West Hive Update: The surviving workers and their new queen have been busy working in the hive. During the bees' time without a queen they were filling the brood chamber with lots of honey and pollen; and since they had no queen they didn't bother leaving any honeycomb cells open for the raising of brood. Now that they have a queen they have been moving or eating honey to make space for the new brood. I pulled a couple of frames for a quick inspection and found larva, so I know the queen is working. As before, no honeycomb is being pulled out in the honey super. I will give them a pass since they workers are low in number and they are busy with the new queen, but I believe there is something about that super they don't like.

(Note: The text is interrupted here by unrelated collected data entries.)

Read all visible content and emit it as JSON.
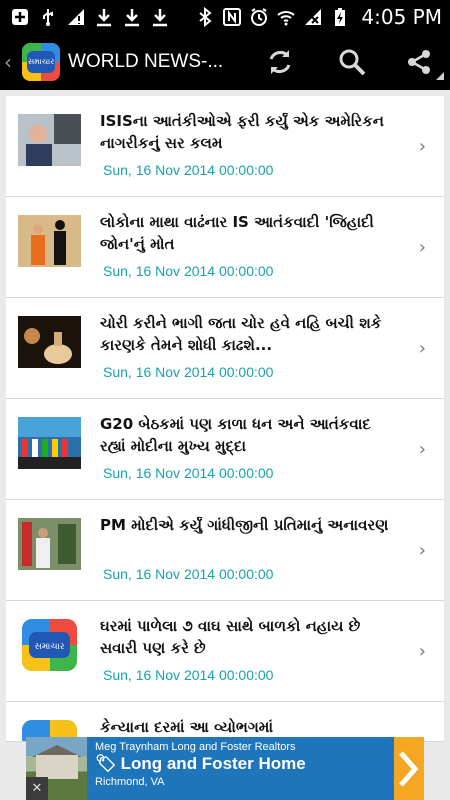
{
  "status_bar": {
    "time": "4:05 PM",
    "icons": [
      "plus-square-icon",
      "usb-icon",
      "no-signal-icon",
      "download-icon",
      "download-icon",
      "download-icon",
      "bluetooth-icon",
      "nfc-icon",
      "alarm-icon",
      "wifi-icon",
      "no-sim-icon",
      "battery-charging-icon"
    ]
  },
  "app_bar": {
    "logo_text": "સમાચાર",
    "title": "WORLD NEWS-...",
    "actions": [
      "refresh-icon",
      "search-icon",
      "share-icon"
    ]
  },
  "articles": [
    {
      "headline": "ISISના આતંકીઓએ ફરી કર્યું એક અમેરિકન નાગરીકનું સર કલમ",
      "date": "Sun, 16 Nov 2014 00:00:00",
      "thumb": "man-photo"
    },
    {
      "headline": "લોકોના માથા વાઢંનાર IS આતંકવાદી 'જિહાદી જોન'નું મોત",
      "date": "Sun, 16 Nov 2014 00:00:00",
      "thumb": "jihadi-photo"
    },
    {
      "headline": "ચોરી કરીને ભાગી જતા ચોર હવે નહિ બચી શકે કારણકે તેમને શોધી કાઢશે...",
      "date": "Sun, 16 Nov 2014 00:00:00",
      "thumb": "perfume-photo"
    },
    {
      "headline": "G20 બેઠકમાં પણ કાળા ધન અને આતંકવાદ રહ્યાં મોદીના મુખ્ય મુદ્દા",
      "date": "Sun, 16 Nov 2014 00:00:00",
      "thumb": "g20-photo"
    },
    {
      "headline": "PM મોદીએ કર્યું ગાંધીજીની પ્રતિમાનું અનાવરણ",
      "date": "Sun, 16 Nov 2014 00:00:00",
      "thumb": "statue-photo"
    },
    {
      "headline": "ઘરમાં પાળેલા ૭ વાઘ સાથે બાળકો નહાય છે સવારી પણ કરે છે",
      "date": "Sun, 16 Nov 2014 00:00:00",
      "thumb": "app-logo"
    },
    {
      "headline": "કેન્યાના દરમાં આ વ્યોભગમાં",
      "date": "",
      "thumb": "app-logo"
    }
  ],
  "ad": {
    "sponsor": "Meg Traynham Long and Foster Realtors",
    "headline": "Long and Foster Home",
    "location": "Richmond, VA",
    "close": "✕"
  }
}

East Hive Update: I checked on the honey super and the cells on all the frames are 80-90% capped honey! I found one frame that was nearly complete and decided to harvest the honey. I took one frame to the farm house and got to work. My plan was to decap one side of the frame and let the honey drip out of the honeycomb cells. I used my decapping knife, but found it did not easily decap and tore apart much of the honeycomb. I then tried using another decapping tool that looks more like an old fashion hair pick. That tool worked much better for removing just the caps. I flipped the frame over to let the honey drip out and guess what? Nothing dripped out! I wound up just scraping out all of the honeycomb and pressing it through a wire screen to separate the wax from the honey. I also heated up some of the comb in the microwave to get the honey out of the comb more easily.
The first frame of honey!
Bees cap off the honey with wax when it is ripe, which is 17% moisture content.
Since the honey was too thick to drip out, I had to scape out all of the honey comb from the frame.
Using Grandma's sive to separate the wax from the honey.
My first frame yielded 5 half-pints of honey.
I was quite an operation, taking much longer than I anticipated. I was most surprised at the wax...this stuff is quite sticky and it gets over everything you use! However, I did have some sweet rewards. I filled 5 half-pint jars with beautiful honey! It is a translucent yellow and the family describes the taste as different from what they buy in the stores. In describing the struggles I had with getting the honey out of the frame, my wife gave me permission to get a honey extractor to do it right. While on vacation we also talked about expansion of the bee operation, and I plan on buying assembled frames from Dadant and building five more hives.
Another interesting thing happened while on vacation. I received two phone calls regarding bee colonies in an old house and in a backyard shed. I am planning on making a bee vacuum this week and seeing if we can remove the colony and transfer them into a new hive. I already have Dick talked into the idea (it didn't take much arm twisting).